Response There is an important need to afford impartiality to the author / the family in respect of such reports in relation to agreed Terms of Reference (TOR). The internal report is prepared for learning purposes, with the TORs being agreed with families in advance (where they wish to engage with the investigation process). This then sets the framework of the review. It would be inappropriate for this framework to be influenced by any other process, in terms of what should or should not be covered within the investigation.

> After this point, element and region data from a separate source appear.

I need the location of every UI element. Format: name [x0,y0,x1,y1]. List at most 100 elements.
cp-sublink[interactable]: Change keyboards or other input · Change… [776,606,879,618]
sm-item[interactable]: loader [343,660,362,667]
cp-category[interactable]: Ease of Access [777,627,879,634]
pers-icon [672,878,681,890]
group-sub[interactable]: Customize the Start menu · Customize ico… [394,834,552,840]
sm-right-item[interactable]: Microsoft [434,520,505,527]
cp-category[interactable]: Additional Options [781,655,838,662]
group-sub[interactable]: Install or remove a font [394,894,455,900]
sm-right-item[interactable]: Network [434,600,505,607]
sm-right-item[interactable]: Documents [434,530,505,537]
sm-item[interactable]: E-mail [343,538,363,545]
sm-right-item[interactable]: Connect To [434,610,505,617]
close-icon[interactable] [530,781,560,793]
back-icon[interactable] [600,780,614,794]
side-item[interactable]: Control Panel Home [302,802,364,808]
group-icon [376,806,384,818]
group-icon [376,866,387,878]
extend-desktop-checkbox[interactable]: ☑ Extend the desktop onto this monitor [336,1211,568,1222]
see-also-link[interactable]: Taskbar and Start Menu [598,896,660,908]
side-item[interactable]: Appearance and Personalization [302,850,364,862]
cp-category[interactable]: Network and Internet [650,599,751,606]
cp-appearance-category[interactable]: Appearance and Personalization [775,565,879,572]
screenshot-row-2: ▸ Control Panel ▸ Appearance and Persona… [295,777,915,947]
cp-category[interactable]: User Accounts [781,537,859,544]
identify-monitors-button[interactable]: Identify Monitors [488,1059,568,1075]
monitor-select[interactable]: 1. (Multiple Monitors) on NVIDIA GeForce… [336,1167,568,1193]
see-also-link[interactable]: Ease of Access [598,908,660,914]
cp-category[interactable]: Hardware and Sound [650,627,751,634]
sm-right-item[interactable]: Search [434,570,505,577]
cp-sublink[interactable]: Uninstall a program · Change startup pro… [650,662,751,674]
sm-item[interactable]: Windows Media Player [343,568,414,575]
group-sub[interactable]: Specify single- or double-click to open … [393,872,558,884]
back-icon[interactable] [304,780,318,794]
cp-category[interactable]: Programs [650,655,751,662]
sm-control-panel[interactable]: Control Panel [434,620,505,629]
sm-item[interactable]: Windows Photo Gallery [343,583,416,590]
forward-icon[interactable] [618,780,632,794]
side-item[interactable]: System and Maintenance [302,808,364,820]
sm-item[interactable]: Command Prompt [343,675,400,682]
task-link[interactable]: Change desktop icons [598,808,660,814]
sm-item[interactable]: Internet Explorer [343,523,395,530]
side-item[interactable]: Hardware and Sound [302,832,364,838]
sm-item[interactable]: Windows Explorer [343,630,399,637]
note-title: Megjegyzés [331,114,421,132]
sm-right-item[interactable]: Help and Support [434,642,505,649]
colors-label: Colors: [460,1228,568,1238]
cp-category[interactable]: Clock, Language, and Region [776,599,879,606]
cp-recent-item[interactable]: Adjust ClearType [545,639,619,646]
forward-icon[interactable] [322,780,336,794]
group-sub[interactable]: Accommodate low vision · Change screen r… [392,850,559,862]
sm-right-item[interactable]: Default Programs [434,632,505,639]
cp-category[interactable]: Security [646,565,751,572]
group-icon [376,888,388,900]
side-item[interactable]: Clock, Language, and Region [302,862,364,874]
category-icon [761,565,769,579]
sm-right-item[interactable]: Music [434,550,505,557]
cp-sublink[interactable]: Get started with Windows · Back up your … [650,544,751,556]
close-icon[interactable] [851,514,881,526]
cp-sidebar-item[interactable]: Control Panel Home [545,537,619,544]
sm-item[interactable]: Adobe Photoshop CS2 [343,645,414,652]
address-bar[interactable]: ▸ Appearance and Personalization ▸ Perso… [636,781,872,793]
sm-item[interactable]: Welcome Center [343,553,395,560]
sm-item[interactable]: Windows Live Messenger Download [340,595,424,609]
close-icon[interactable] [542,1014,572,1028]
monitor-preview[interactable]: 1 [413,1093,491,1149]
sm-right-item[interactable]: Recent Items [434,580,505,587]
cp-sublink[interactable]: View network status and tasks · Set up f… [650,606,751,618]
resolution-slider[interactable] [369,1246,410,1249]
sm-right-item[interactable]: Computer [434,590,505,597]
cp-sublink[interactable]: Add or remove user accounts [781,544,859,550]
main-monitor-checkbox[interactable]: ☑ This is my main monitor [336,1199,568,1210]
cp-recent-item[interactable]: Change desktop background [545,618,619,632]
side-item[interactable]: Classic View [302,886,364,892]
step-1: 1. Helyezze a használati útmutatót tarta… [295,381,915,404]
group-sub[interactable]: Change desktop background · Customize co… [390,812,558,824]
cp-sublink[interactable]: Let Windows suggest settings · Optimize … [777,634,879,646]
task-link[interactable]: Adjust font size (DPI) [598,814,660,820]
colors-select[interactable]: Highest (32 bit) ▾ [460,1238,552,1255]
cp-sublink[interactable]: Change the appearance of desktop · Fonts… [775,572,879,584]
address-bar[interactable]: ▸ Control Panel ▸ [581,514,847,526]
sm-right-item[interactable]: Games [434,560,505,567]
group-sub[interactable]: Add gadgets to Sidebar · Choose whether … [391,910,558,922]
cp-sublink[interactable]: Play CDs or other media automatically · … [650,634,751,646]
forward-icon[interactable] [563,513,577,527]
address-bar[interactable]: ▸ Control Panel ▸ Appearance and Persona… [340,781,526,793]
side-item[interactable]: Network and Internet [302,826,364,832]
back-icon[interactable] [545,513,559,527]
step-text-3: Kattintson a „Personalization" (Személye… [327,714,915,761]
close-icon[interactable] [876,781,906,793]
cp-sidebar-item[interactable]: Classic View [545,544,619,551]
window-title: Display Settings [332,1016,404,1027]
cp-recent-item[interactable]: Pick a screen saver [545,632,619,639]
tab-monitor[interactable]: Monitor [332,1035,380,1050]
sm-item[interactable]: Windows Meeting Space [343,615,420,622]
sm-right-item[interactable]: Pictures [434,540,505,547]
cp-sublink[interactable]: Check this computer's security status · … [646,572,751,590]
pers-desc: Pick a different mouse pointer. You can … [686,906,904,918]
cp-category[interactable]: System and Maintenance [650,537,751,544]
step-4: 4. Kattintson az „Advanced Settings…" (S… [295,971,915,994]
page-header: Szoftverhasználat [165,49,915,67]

Work is ongoing to increase the robustness of the patient safety incident reports, particularly around the setting of Terms of Reference which set the focus for the review. The Care Unit Incident Review Group and the establishment of the Patient Safety Lead role within the care unit has strengthened this process during 2025.
There has been joint work between EPUT and ECC that has led to an improvement in joint working on patients safety investigations, and this is also reflected in the updated PSIRF Policy
I hope that I have provided some reassurances around the steps that we have taken to address the issues of concern contained within your report. We know there is an acute need to embed and effect change, hence we will monitor the above provisions to ensure these are contributing to our overall aim of keeping patents safe and delivering therapeutic care.
Please do let me know if you require any further information at this stage, including copies of any of the documents referred to above.
We understand that a copy of this reply will be shared with the family and ECC.